Here is an x86 elf, exe and a Java Dalvik function matching :

### Test on a cryptographic function (feistel and s-boxes)
Here i asked Gemini to translate some cryptographic function from C to Java, which could be something a malware developper could do.

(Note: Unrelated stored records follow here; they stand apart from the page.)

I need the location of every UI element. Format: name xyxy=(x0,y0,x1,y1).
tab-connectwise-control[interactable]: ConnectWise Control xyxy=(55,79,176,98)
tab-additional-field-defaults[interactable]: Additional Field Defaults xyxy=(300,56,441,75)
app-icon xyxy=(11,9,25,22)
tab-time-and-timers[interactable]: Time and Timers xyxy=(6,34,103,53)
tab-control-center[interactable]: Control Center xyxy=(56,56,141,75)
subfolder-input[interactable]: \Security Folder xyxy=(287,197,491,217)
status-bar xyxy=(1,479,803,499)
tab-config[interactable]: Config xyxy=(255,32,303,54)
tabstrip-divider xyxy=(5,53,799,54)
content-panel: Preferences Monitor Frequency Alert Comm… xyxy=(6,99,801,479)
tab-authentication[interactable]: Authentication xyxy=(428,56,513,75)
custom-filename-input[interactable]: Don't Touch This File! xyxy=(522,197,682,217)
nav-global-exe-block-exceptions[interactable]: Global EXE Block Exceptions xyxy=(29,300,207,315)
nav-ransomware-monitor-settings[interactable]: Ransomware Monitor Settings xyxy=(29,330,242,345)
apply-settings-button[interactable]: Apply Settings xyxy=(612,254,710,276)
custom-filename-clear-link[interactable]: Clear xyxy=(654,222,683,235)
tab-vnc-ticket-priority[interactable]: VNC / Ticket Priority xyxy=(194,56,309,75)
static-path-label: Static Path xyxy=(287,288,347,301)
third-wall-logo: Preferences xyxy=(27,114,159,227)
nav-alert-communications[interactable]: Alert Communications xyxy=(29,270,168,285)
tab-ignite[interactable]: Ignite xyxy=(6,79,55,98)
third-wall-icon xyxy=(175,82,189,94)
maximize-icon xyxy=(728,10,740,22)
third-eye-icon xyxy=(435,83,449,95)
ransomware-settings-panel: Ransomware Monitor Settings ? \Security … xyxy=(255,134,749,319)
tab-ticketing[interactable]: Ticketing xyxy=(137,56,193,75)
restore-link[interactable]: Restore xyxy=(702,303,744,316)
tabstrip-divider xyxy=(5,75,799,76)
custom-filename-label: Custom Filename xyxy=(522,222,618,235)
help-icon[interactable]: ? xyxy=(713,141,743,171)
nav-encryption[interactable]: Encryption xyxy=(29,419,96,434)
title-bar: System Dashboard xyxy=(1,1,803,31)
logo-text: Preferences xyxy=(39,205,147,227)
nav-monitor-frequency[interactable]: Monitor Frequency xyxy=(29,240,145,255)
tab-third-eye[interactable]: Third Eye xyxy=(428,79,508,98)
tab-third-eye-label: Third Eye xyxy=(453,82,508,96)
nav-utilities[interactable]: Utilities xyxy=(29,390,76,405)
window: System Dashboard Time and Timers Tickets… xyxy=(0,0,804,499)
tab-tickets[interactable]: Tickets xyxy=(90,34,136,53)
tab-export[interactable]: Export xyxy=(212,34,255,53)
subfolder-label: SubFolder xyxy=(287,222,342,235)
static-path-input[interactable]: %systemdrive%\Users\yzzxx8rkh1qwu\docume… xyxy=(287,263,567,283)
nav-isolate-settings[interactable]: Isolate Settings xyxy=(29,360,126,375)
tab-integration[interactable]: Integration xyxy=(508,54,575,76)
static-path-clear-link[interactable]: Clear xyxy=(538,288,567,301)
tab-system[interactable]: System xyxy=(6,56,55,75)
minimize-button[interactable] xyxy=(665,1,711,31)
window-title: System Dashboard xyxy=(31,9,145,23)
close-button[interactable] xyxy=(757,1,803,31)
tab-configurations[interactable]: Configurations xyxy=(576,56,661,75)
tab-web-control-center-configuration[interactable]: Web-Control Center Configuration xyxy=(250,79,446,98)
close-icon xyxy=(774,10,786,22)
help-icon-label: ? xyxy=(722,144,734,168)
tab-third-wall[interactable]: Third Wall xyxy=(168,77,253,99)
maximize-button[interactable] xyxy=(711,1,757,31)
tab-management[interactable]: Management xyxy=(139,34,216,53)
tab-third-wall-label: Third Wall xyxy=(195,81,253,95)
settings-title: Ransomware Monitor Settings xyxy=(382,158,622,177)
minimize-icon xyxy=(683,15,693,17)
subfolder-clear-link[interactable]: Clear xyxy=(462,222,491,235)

The similarity falls to 19.0% for these functions :
#### C cryptographic function
```C
uint32_t sim_target(uint32_t l, uint32_t r, uint32_t k0, uint32_t k1, uint32_t k2, uint32_t k3) {
uint32_t subkeys[32];
uint32_t seed = k0 ^ k1 ^ k2 ^ k3 ^ 0x12345678;
// Stage 1: Key Expansion (LFSR + Mixed Arithmetic)
for (int i = 0; i < 32; i++) {
seed = (seed >> 1) ^ (-(seed & 1u) & 0xD0000001u); // 32-bit LFSR
uint32_t mix = (k0 << (i % 31)) | (k1 >> (32 - (i % 31)));
subkeys[i] = seed ^ mix ^ (k2 + k3);
}
// Stage 2: 32-Round Feistel Network
for (int i = 0; i < 32; i++) {
uint32_t temp = r;
// Complex Round Function F
uint32_t f = (r << 4) ^ (r >> 5);
f += subkeys[i];
f ^= (subkeys[31 - i] >> 3);
// Substitution Layer (S-Box)
f = ((uint32_t)sbox[f & 0xFF]) |
((uint32_t)sbox[(f >> 8) & 0xFF] << 8) |
((uint32_t)sbox[(f >> 16) & 0xFF] << 16) |
((uint32_t)sbox[(f >> 24) & 0xFF] << 24);
// Conditional data-dependent manipulation
if (f % 2 == 0) {
f = (f << 1) | (f >> 31);
} else {
f ^= 0xAAAAAAAA;
}
r = l ^ f;
l = temp;
}
// Final Mixing
return l ^ r ^ subkeys[0] ^ subkeys[31];
}
```
#### Java translation
```java
public static int simTarget(int l, int r, int k0, int k1, int k2, int k3) {
int[] subkeys = new int[32];
int seed = k0 ^ k1 ^ k2 ^ k3 ^ 0x12345678;
// Stage 1: Key Expansion
for (int i = 0; i < 32; i++) {
// Unsigned right shift for LFSR to match uint32_t behavior
int bit = seed & 1;
seed = (seed >>> 1) ^ (bit != 0 ? 0xD0000001 : 0);
int mix = (k0 << (i % 31)) | (k1 >>> (32 - (i % 31)));
subkeys[i] = seed ^ mix ^ (k2 + k3);
}
// Stage 2: 32-Round Feistel Network
for (int i = 0; i < 32; i++) {
int temp = r;
// Complex Round Function F
int f = (r << 4) ^ (r >>> 5);
f += subkeys[i];
f ^= (subkeys[31 - i] >>> 3);
// Substitution Layer
f = (SBOX[f & 0xFF]) |
(SBOX[(f >>> 8) & 0xFF] << 8) |
(SBOX[(f >>> 16) & 0xFF] << 16) |
(SBOX[(f >>> 24) & 0xFF] << 24);
// Conditional data-dependent manipulation
// Important: In Java, % 2 on negative numbers can be -1.
// But for unsigned-like behavior, checking the last bit is better.
if ((f & 1) == 0) {
f = (f << 1) | (f >>> 31);
} else {
f ^= 0xAAAAAAAA;
}
r = l ^ f;
l = temp;
}
return l ^ r ^ subkeys[0] ^ subkeys[31];
}
```
## 2. What about C# CIL .Net ?
Out of curiosity, i looked up if the same applied for C# CIL language, but ghidra does not support it at all, and there doesn't seem to be any community plugin for CIL either.